Or si poésie il y a chez Lee Chang-dong, ça n’est jamais dans une volonté « d’esthétiser » un propos très noir (laissons ça au très surfait Kim Ki-Duk) mais plutôt dans la manière qu’il a de chercher un langage capable de retrouver l’humain dans le tréfond des horreurs qui nous entourent.

L’une des choses les plus étonnantes de Poetry, c’est la manière dont il dialogue avec un autre grand film coréen de l’année : le Mother de Bong Joon-Ho. Les deux films sont construits autour du point de vue d’un personnage de femme vieillissante devant prendre en charge les crimes commis par leurs (petits-) enfants. Dans Mother, le cinéaste jouait sur les troubles du point de vue et sur l’aveuglement de la mère alors qu’ici, le personnage de Mija tente sans arrêt de « sortir du cadre », de prendre du recul pour saisir l’épais mystère de la nature humaine et son extrême ambiguïté.

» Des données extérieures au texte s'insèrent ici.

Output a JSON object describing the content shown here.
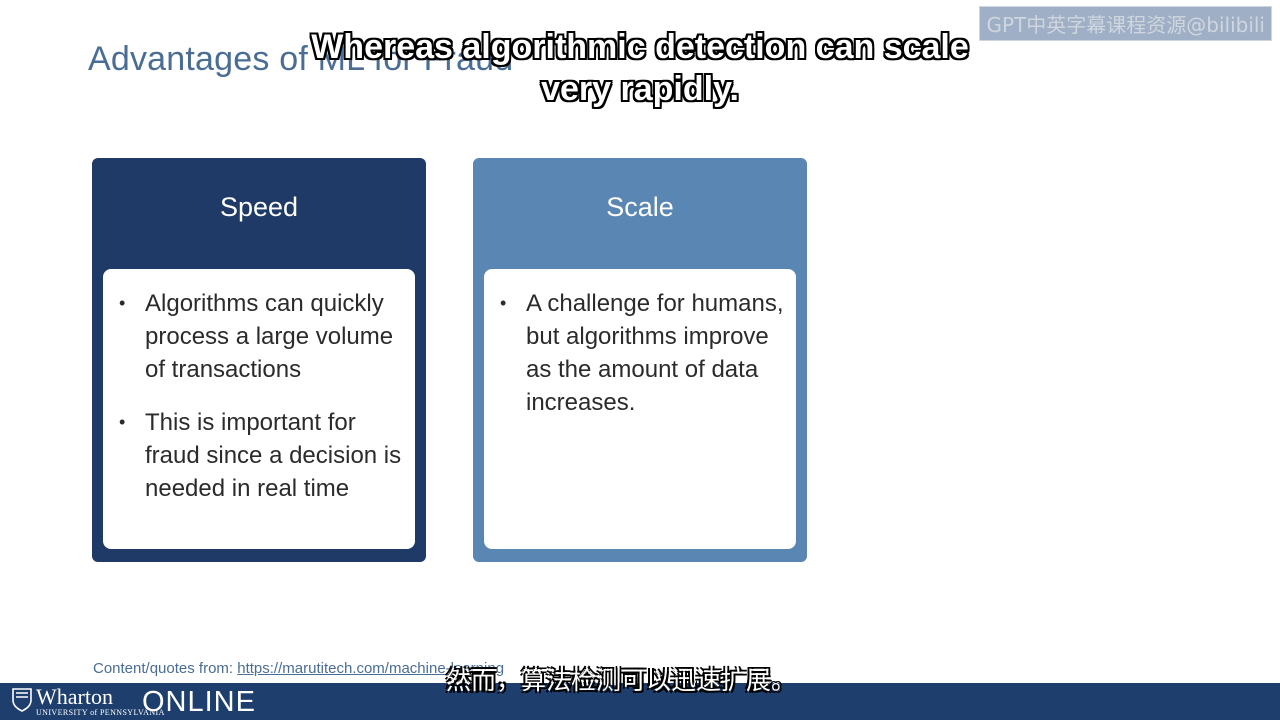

La grande beauté du film tient sans doute dans cet éventail de passions humaines qu’il parvient à saisir : de l’horreur absolue (cette adolescente se jetant dans la rivière) jusqu’à cette « poésie » qui permet, d’une certaine manière, de redonner un visage à cette jeune fille et un peu de sens à un univers en train de se déliter.

Tout ce qui dans ce scénario aurait pu donner lieu à un abominable mélodrame est traité avec une légèreté et une finesse dénuées de tout pathos. Comme Mija tente d’écrire un poème et de faire surgir, par la grâce des mots, la beauté de la pomme qu’elle contemple ; Lee Chang-Dong tente d’arracher à l’horreur du Réel les éclats d’une humanité perdue.

Cette humanité, elle passe d’abord par le regard de Mija, splendide personnage féminin incarnée par un actrice absolument merveilleuse : Yun Jung-Hee. La constatation est sans doute d’une grande banalité mais rarement on aura vu sur un écran un personnage dégager une telle lumière. Il y a quelque chose qui émane de cette Mija en train de perdre la mémoire et qui, malgré la modestie de sa condition, persiste à soigner sa présentation et à rester coquette. Face à l’inadmissible (la maladie, la mort, le crime…), elle adopte toujours une position qui n’est pas du retrait mais un recul nécessaire pour voir ce qui reste d’humain quand tout a perdu son sens (son face-à-face avec la mère de la fillette violée est bouleversant). Elle est celle qui parviendra à offrir une dernière fois un peu d’amour à un hémiplégique pingre (là encore, les scènes les plus casse-gueule sont traitées avec une rare douceur) et à nous faire voir par ses yeux (pleins de compassion) cet adolescent monstrueux, brute décérébrée n’ayant sans doute jamais réalisé la gravité de ses actes.

De ce panel d’émotions humaines contradictoires, Lee ne cherche pas à tirer des conclusions ou une morale : son récit ne se clôt pas au sens traditionnel du terme (on ne peut pas parler de « rédemption » en ce qui concerne l’adolescent). Mais il y aura néanmoins eu un travail sur le langage (poétique de la part de Mija, cinématographique de la part du cinéaste) pour parvenir à extraire des abîmes de l’âme humaine une certaine « beauté ». Ce qui visiblement ne passe plus entre les générations (ce petit-fils Wook est muré dans son silence et ne communique pas plus avec sa grand-mère que les ados de Larry Clark) peut être pris en charge par une poésie offrant encore quelque chose de l’ordre de la transmission (ne serait-ce que le souvenir de cette adolescente).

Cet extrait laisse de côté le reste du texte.